In patients who did not receive intrathecal opioids, bilateral ESP block at the T9 level could decrease 24 h postoperative fentanyl consumption (279 ± 242.99 mg vs. 423.08 ± 212.55 mg, p = 0.003) and prolong time to first analgesic requirement (150.20 ± 51.83 min vs. 197.60 ± 84.49 min, p = 0.022) [58]. Two randomized controlled trials compared the analgesic efficacy of ESP block and TAP block. Both studies showed that ESP provided better analgesic efficacy and more prolonged analgesic effects than TAP block [59][60]. Hamed et al. conducted a randomized controlled trial to evaluate the analgesic effects of ESP block versus 100 mcg of intrathecal morphine.
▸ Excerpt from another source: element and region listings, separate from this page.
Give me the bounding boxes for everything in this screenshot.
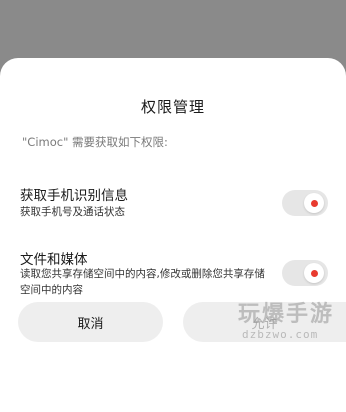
dialog-title: 权限管理 <box>140 98 205 116</box>
permission-toggle-phone[interactable] <box>282 190 328 216</box>
dialog-subtitle: "Cimoc" 需要获取如下权限: <box>22 135 168 149</box>
allow-button[interactable]: 允许 <box>183 302 346 342</box>
toggle-on-indicator-icon <box>310 269 318 277</box>
toggle-knob <box>304 263 324 283</box>
toggle-knob <box>304 193 324 213</box>
permission-toggle-media[interactable] <box>282 260 328 286</box>
permission-title: 获取手机识别信息 <box>20 188 128 204</box>
cancel-button[interactable]: 取消 <box>18 302 163 342</box>
permission-title: 文件和媒体 <box>20 252 88 268</box>
permission-desc: 读取您共享存储空间中的内容,修改或删除您共享存储空间中的内容 <box>20 268 265 296</box>
dim-overlay[interactable] <box>0 0 346 60</box>
toggle-on-indicator-icon <box>310 199 318 207</box>
permission-dialog: 权限管理 "Cimoc" 需要获取如下权限: 获取手机识别信息 获取手机号及通话… <box>0 58 346 412</box>
permission-desc: 获取手机号及通话状态 <box>20 206 125 218</box>
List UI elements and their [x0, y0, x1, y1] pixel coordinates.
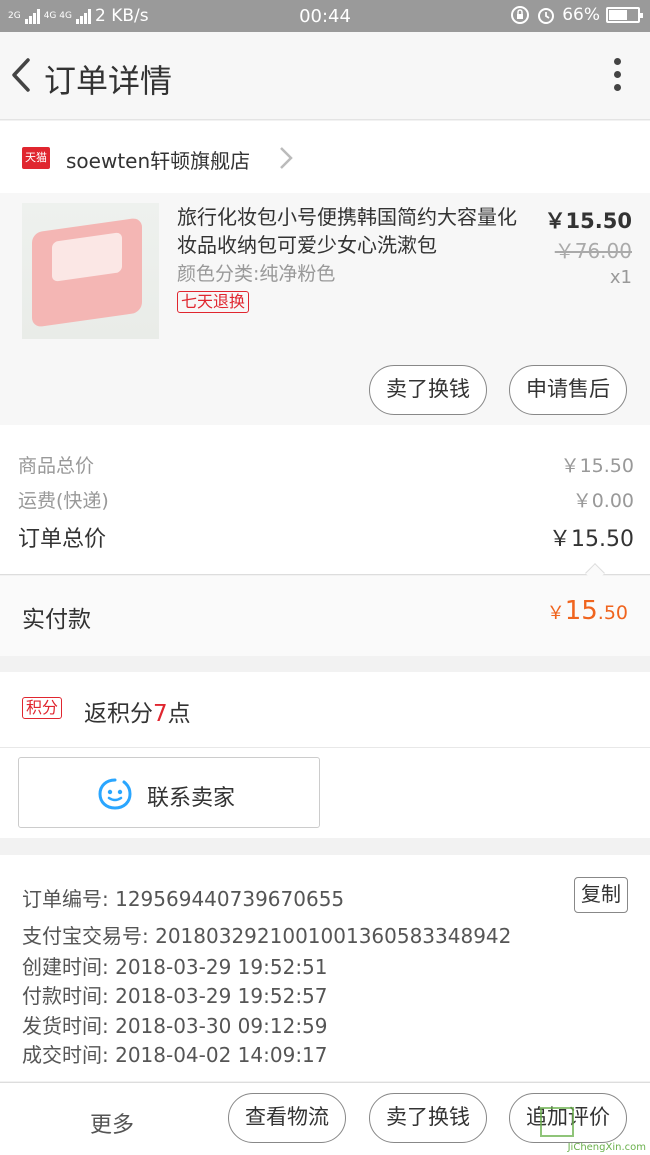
battery-fill — [609, 10, 628, 20]
points-number: 7 — [153, 701, 168, 727]
status-right: 66% — [510, 5, 643, 25]
rotation-lock-icon — [511, 6, 530, 24]
sell-resale-button[interactable]: 卖了换钱 — [369, 365, 487, 415]
more-menu-icon[interactable] — [614, 58, 622, 94]
order-info: 订单编号: 129569440739670655 复制 支付宝交易号: 2018… — [0, 855, 650, 1081]
points-suffix: 点 — [167, 701, 191, 727]
paid-decimal: .50 — [597, 602, 628, 624]
shipping-value: ￥0.00 — [572, 490, 634, 512]
order-total-value: ￥15.50 — [549, 527, 634, 552]
order-number: 订单编号: 129569440739670655 — [22, 887, 345, 911]
product-card: 旅行化妆包小号便携韩国简约大容量化妆品收纳包可爱少女心洗漱包 颜色分类:纯净粉色… — [0, 193, 650, 425]
paid-amount-row: 实付款 ￥15.50 — [0, 576, 650, 656]
product-original-price: ￥76.00 — [554, 239, 632, 263]
goods-total-value: ￥15.50 — [560, 455, 634, 477]
sell-resale-button-footer[interactable]: 卖了换钱 — [369, 1093, 487, 1143]
back-arrow-icon[interactable] — [6, 54, 36, 96]
nav-header: 订单详情 — [0, 32, 650, 120]
chat-smiley-icon — [98, 778, 132, 810]
watermark-logo-icon — [540, 1107, 574, 1137]
tmall-logo-icon: 天猫 — [22, 147, 50, 169]
alarm-icon — [538, 8, 555, 24]
copy-button[interactable]: 复制 — [574, 877, 628, 913]
contact-seller-button[interactable]: 联系卖家 — [18, 757, 320, 828]
product-quantity: x1 — [609, 267, 632, 288]
more-button[interactable]: 更多 — [90, 1107, 134, 1139]
shipping-label: 运费(快递) — [18, 490, 109, 512]
watermark-text: JiChengXin.com — [567, 1142, 646, 1153]
contact-section: 联系卖家 — [0, 748, 650, 838]
product-thumbnail[interactable] — [22, 203, 159, 339]
paid-label: 实付款 — [22, 607, 91, 633]
paid-currency: ￥ — [546, 603, 565, 624]
alipay-number: 支付宝交易号: 2018032921001001360583348942 — [22, 924, 512, 948]
battery-icon — [606, 7, 643, 23]
shop-row[interactable]: 天猫 soewten轩顿旗舰店 — [0, 121, 650, 193]
bottom-action-bar: 更多 查看物流 卖了换钱 追加评价 JiChengXin.com — [0, 1082, 650, 1155]
battery-percent: 66% — [562, 5, 600, 25]
chevron-right-icon — [280, 147, 293, 169]
view-logistics-button[interactable]: 查看物流 — [228, 1093, 346, 1143]
contact-seller-label: 联系卖家 — [147, 786, 236, 811]
shop-name: soewten轩顿旗舰店 — [66, 149, 251, 173]
product-title[interactable]: 旅行化妆包小号便携韩国简约大容量化妆品收纳包可爱少女心洗漱包 — [177, 203, 517, 259]
completed-time: 成交时间: 2018-04-02 14:09:17 — [22, 1043, 328, 1067]
page-title: 订单详情 — [44, 62, 173, 100]
paid-integer: 15 — [564, 596, 598, 626]
order-total-row: 订单总价 ￥15.50 — [18, 521, 634, 553]
order-total-label: 订单总价 — [18, 527, 107, 552]
apply-aftersale-button[interactable]: 申请售后 — [509, 365, 627, 415]
shipping-row: 运费(快递) ￥0.00 — [18, 486, 634, 513]
goods-total-row: 商品总价 ￥15.50 — [18, 451, 634, 478]
shipped-time: 发货时间: 2018-03-30 09:12:59 — [22, 1014, 328, 1038]
price-summary: 商品总价 ￥15.50 运费(快递) ￥0.00 订单总价 ￥15.50 — [0, 425, 650, 575]
product-price: ￥15.50 — [544, 209, 632, 233]
points-row: 积分 返积分7点 — [0, 672, 650, 748]
status-bar: 2G 4G 4G 2 KB/s 00:44 66% — [0, 0, 650, 32]
paid-amount: ￥15.50 — [547, 596, 628, 626]
created-time: 创建时间: 2018-03-29 19:52:51 — [22, 955, 328, 979]
points-text: 返积分7点 — [84, 694, 191, 728]
goods-total-label: 商品总价 — [18, 455, 95, 477]
return-policy-badge: 七天退换 — [177, 291, 250, 313]
points-badge: 积分 — [22, 697, 63, 719]
paid-time: 付款时间: 2018-03-29 19:52:57 — [22, 984, 328, 1008]
product-spec: 颜色分类:纯净粉色 — [177, 263, 336, 285]
points-prefix: 返积分 — [84, 701, 153, 727]
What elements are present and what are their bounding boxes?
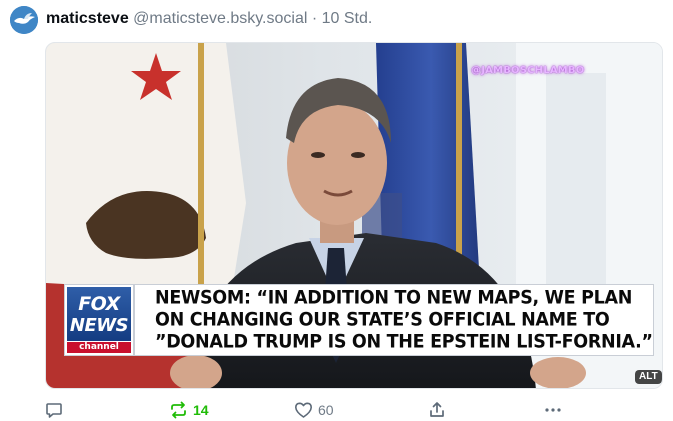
repost-count: 14	[193, 402, 209, 418]
post-header: maticsteve @maticsteve.bsky.social · 10 …	[46, 9, 372, 29]
chyron-line: ON CHANGING OUR STATE’S OFFICIAL NAME TO	[155, 309, 610, 331]
news-chyron: NEWSOM: “IN ADDITION TO NEW MAPS, WE PLA…	[134, 284, 654, 356]
chyron-line: NEWSOM: “IN ADDITION TO NEW MAPS, WE PLA…	[155, 287, 633, 309]
fox-logo-box: FOX NEWS	[67, 287, 131, 341]
timestamp[interactable]: 10 Std.	[322, 10, 373, 27]
alt-text-badge[interactable]: ALT	[635, 370, 662, 384]
chyron-line: ”DONALD TRUMP IS ON THE EPSTEIN LIST-FOR…	[155, 331, 653, 353]
repost-button[interactable]: 14	[169, 398, 209, 421]
separator: ·	[311, 10, 318, 27]
watermark: @JAMBOSCHLAMBO	[471, 65, 585, 76]
like-icon	[295, 402, 312, 418]
more-options-button[interactable]	[543, 398, 563, 421]
display-name[interactable]: maticsteve	[46, 10, 129, 27]
logo-word-fox: FOX	[78, 293, 120, 315]
logo-word-channel: channel	[67, 342, 131, 353]
avatar[interactable]	[10, 6, 38, 34]
share-icon	[430, 402, 444, 417]
more-icon	[545, 408, 561, 412]
like-count: 60	[318, 402, 334, 418]
post-image[interactable]: @JAMBOSCHLAMBO FOX NEWS channel NEWSOM: …	[45, 42, 663, 389]
post-actions: 14 60	[0, 398, 673, 421]
reply-button[interactable]	[45, 398, 68, 421]
bird-avatar-icon	[10, 6, 38, 34]
logo-word-news: NEWS	[69, 315, 129, 336]
reply-icon	[46, 403, 62, 418]
share-button[interactable]	[428, 398, 446, 421]
handle[interactable]: @maticsteve.bsky.social	[133, 10, 307, 27]
like-button[interactable]: 60	[294, 398, 334, 421]
fox-news-logo: FOX NEWS channel	[64, 284, 134, 356]
repost-icon	[171, 401, 186, 419]
post-card[interactable]: maticsteve @maticsteve.bsky.social · 10 …	[0, 0, 673, 421]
The ESP block group required less tramadol consumption for up to 48 h (101.71 ± 25.67 mg vs. 44 ± 16.71 mg, p < 0.001) and had a longer time to first analgesic (4.93 ± 0.82 h vs. 12 ± 2.81 h) than the intrathecal morphine group [61]. A systematic review and meta-analysis study in 2022 investigating the efficacy of ESP block for cesarean delivery included only three articles and concluded that ESP block decreased the total tramadol consumption but did not decrease the postoperative pain score [62]. In addition, one case report described the potential risk of motor block in a patient who received ESP blocks [63].
In conclusion, ESP block is relatively new in the obstetric population and warrants further research to elucidate its analgesic efficacy and safety profile.